Religião

12/11/2019 | domtotal.com

Em meio à crise política, Igreja chilena se posiciona contra a violência

Durante protestos foram saqueados e profanados templos e lugares de culto no Chile

Abalada com casos de abuso no país, Igreja chilena sofrido ataques durante protestos
Abalada com casos de abuso no país, Igreja chilena sofrido ataques durante protestos (ACN)

“Como muitos chilenos e chilenas nos opomos radicalmente à injustiça e à violência, as condenamos em todas as suas formas e esperamos que os tribunais identifiquem os responsáveis e os sancionem”, assim escrevem os bispos do Comitê Permanente da Conferência Episcopal do Chile (CECH), diante do agravamento da violência e ataque a lugares de culto.

Na declaração publicada no sábado (9), os bispos do Comitê Permanente da Conferência dos Bispos do Chile se solidarizam com o administrador apostólico e com todos os fiéis da Arquidiocese de Santiago por causa do saque e a profanação da Paróquia Assunção de Maria.

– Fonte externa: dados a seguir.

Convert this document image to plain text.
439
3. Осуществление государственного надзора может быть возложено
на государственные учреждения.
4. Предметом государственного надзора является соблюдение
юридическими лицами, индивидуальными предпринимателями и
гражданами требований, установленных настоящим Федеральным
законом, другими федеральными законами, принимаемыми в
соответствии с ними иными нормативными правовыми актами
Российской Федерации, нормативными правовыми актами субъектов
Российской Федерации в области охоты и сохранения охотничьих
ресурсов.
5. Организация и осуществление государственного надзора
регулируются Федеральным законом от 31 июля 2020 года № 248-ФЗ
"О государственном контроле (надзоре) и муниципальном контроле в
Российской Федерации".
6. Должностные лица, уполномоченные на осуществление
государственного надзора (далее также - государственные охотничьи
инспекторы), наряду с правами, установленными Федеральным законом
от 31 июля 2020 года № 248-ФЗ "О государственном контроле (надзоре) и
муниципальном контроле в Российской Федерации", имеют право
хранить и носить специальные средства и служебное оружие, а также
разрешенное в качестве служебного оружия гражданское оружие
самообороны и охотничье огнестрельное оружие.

Do mesmo modo estendem sua solidariedade a todas as comunidades e pastores de outros templos e locais de vários cultos que foram atacados em outras cidades. “Sofremos muito pelo maltratamento das pessoas, pelos constantes saques e a violência, de onde quer que venha, sempre nos causa dor – sublinharam os pastores – o ataque a templos e lugares de oração sem nenhum respeito por Deus e nem pelos que acreditam n’Ele”. Recordando que os templos e outros lugares de culto são sagrados, os bispos chilenos convidam a "rezar para invocar o perdão de Deus pelas profanações e, como Igreja, vamos reparar estas gravíssimas ofensas a Deus e a seus fiéis".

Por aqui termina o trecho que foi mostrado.